Suara.com - Gubernur DKI Jakarta Pramono Anung mengungkap kisah sejarah hubungan politik antara PDI Perjuangan dan PKB saat menghadiri pelantikan pengurus Dewan Pimpinan Cabang (DPC) PKB masa bakti 2026–2031 se-Indonesia.
Berlangsung di Taman Fatahillah, Kota Tua, Jakarta Barat, Rabu (22/7/2026) malam, kegiatan tersebut menjadi bagian dari rangkaian peringatan Hari Lahir (Harlah) ke-28 PKB.
Dalam sambutannya, Pramono mengenang kedekatannya dengan Ketua Umum PKB Muhaimin Iskandar atau Cak Imin sejak masa gerakan mahasiswa Reformasi 1998.
"Kami berdua sering bersama-sama dalam berbagai forum diskusi yang ada," kenang eks Sekretaris Kabinet itu.

Pramono mengungkapkan, kedekatan personal itulah yang kemudian mengantarkan Megawati Soekarnoputri menjadi Wakil Presiden pada 1999.
Dirinya saat itu mendapat tugas langsung dari Megawati untuk berkomunikasi dengan Khofifah Indar Parawansa yang mewakili PKB.
"Singkat cerita, alhamdulillah, Ibu Mega menjadi Wakil Presiden itu yang mencalonkan adalah PKB, 100 persen PKB," ungkap Pramono.
Kisah tersebut dibagikan politikus senior itu di hadapan pengurus DPC PKB yang baru dilantik dari berbagai daerah di Indonesia.

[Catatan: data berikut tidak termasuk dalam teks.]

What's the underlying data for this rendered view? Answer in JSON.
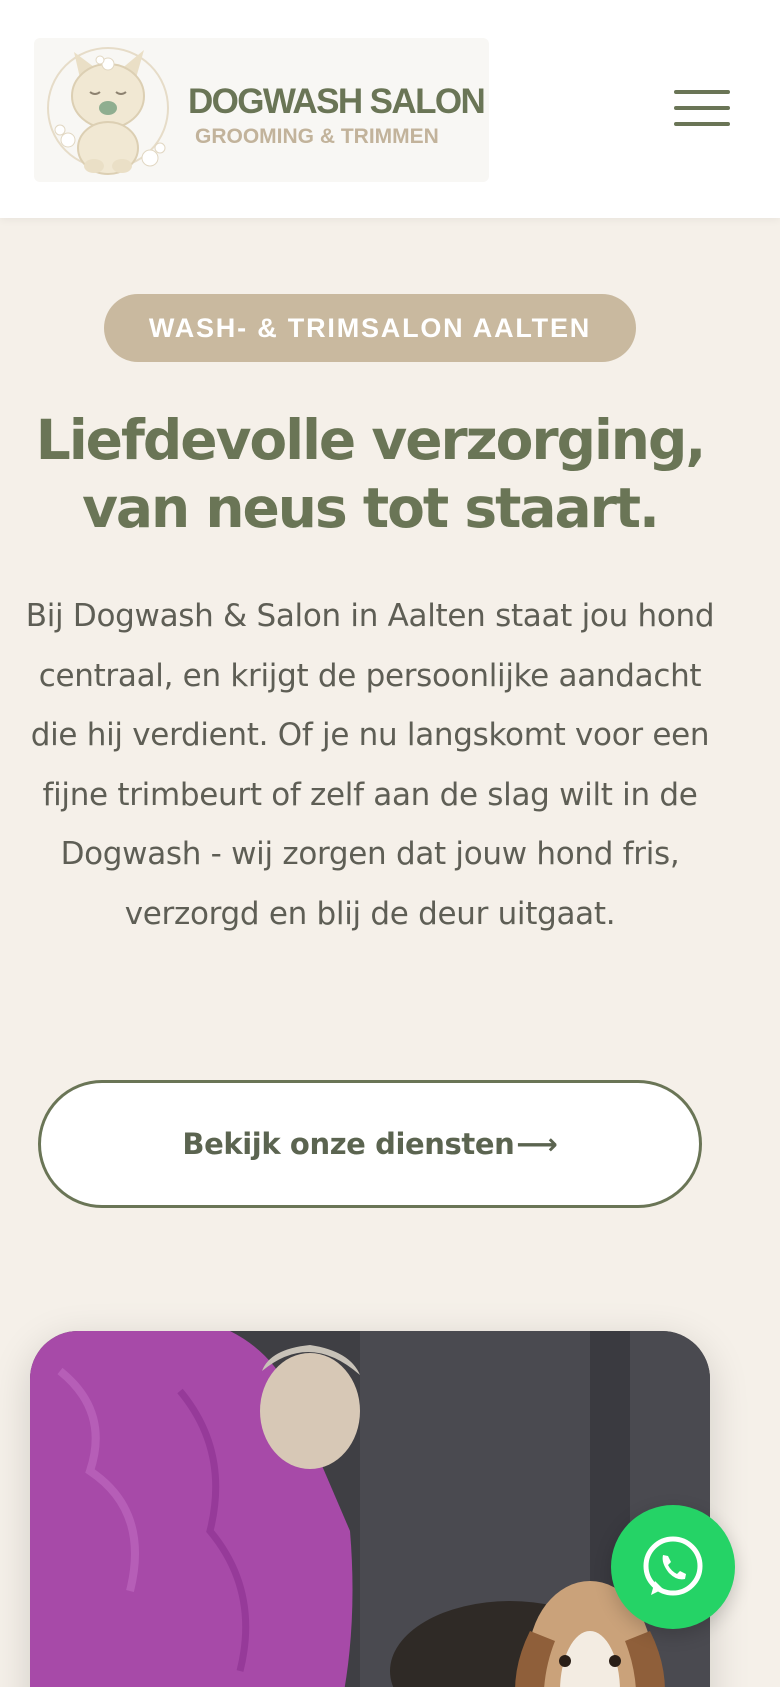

Sebelumnya, Pramono lebih dulu menyampaikan apresiasi atas kepemimpinan Cak Imin yang dinilainya telah teruji membawa perkembangan bagi PKB.
Di akhir sambutannya, ia mengucapkan selamat atas Harlah ke-28 PKB sekaligus pelantikan pengurus DPC PKB se-Indonesia.